Oga Bolaji is a breath of fresh air—both a throwback to such Nigerian classics as Amaka Igwe’s Rattlesnake (1995 – 1996) and Tade Ogidan’s Owo Blow (1996–1998) and emblematic of the new Nollywood style of immaculate widescreen cinematography. Frequent aerial shots show not the glitz of Victoria Island (as in so many other recent Nigerian films) but the congestion of the mainland marketplaces. Kasum, who is only in his mid-twenties, falters in some of the more serious sequences (overdoing the cuteness of Victoria’s daughter, for instance, in moments that become cloying) but shows a flair for comedy and an obvious affection for Nigeria’s 99 percent. The Pidgin-language Oga Bolaji is his tribute to the struggling, hustling masses, and it is a memorable, at times uproariously funny romp.

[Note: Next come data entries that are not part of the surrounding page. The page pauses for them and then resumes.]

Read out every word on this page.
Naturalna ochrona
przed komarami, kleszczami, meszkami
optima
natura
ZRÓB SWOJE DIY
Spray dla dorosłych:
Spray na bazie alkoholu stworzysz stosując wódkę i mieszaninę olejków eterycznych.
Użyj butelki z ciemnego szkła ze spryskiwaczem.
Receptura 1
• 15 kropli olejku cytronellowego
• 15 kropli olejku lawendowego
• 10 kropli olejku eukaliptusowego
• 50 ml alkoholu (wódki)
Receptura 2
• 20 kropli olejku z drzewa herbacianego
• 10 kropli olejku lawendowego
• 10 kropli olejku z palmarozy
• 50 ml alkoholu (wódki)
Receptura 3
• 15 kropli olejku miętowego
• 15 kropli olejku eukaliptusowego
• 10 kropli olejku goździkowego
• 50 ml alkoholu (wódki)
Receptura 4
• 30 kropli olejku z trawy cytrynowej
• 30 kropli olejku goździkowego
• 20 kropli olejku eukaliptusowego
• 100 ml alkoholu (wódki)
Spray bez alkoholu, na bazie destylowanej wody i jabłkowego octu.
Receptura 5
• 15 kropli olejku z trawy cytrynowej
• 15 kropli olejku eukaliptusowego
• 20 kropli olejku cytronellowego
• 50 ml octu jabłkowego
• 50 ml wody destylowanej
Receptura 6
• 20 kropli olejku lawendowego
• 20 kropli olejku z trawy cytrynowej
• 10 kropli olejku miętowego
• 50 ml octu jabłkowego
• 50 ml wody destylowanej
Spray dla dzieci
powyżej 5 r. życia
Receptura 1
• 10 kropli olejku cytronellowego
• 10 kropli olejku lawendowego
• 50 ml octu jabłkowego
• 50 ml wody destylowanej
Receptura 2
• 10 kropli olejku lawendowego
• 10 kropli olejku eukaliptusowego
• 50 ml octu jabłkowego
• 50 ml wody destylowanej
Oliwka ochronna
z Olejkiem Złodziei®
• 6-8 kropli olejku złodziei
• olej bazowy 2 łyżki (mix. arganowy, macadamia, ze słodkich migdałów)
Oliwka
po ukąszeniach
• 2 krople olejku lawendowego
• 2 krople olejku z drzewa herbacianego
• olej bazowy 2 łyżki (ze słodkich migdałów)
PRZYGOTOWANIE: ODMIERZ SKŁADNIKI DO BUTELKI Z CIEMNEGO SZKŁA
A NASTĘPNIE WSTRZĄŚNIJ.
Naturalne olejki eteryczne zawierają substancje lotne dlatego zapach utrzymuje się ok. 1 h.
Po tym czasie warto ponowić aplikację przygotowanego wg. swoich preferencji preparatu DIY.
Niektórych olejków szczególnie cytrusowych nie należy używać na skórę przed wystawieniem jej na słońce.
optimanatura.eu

The inclusion of Souleymane Cissé’s masterpiece Baara (1978) in this year’s festival would have been cause for celebration even if the organizers hadn’t managed to bring Cissé—the legend himself—to Lincoln Center for a post-screening discussion with a reverent audience. As Cissé made clear to festival goers, Baara is about the persistence of forms of sociopolitical oppression associated with the rapacious capitalist system. The film focuses on the experiences of workers at a factory in Bamako. Some of them desire revolution; others must be taught the importance of organizing. “What happened to our revolutionary projects to change social conditions?” asks one disillusioned man. “When you work in the private sector, it’s forced labor. You work like the devil, and you earn nothing.” Several workers are too tired even to attend union meetings. The director of the factory, in response to disappointing financial returns, opts for massive layoffs. Those who remain in his employ want shorter workdays, better pay, and less toxic conditions at the job site. The factory director is unyielding.
“You got rich because your father was a small clerk misusing public funds,” his wife reminds him, with such justified venom that he strangles her to death on the spot—a stark reminder that capitalist exploitation and patriarchal violence go hand in hand.
There are masterful images in Baara: the wife’s corpse spread across the marriage bed; the irate workers chasing after the director’s car; the men carrying the corpse of the factory’s latest engineer, murdered because he agitated for change; and, finally, the montage of faces silently contemplating revolution.
During the post-screening discussion, Cissé talked about wanting to make a film about corruption, stressing that the issues at the center of the now-41-year-old Baara are those that we who live under capitalism are still dealing with today. A framing device, depicting two figures—the engineer and the laborer who shares his name—walking through a field of flames, forcefully conveys Cissé’s message, which he rearticulated in person for the Lincoln Center audience: an incineration is required—a burning away of capitalist evils—and an acceptance of the fact that, in order to achieve meaningful change, we must walk through fire. We must go through hell.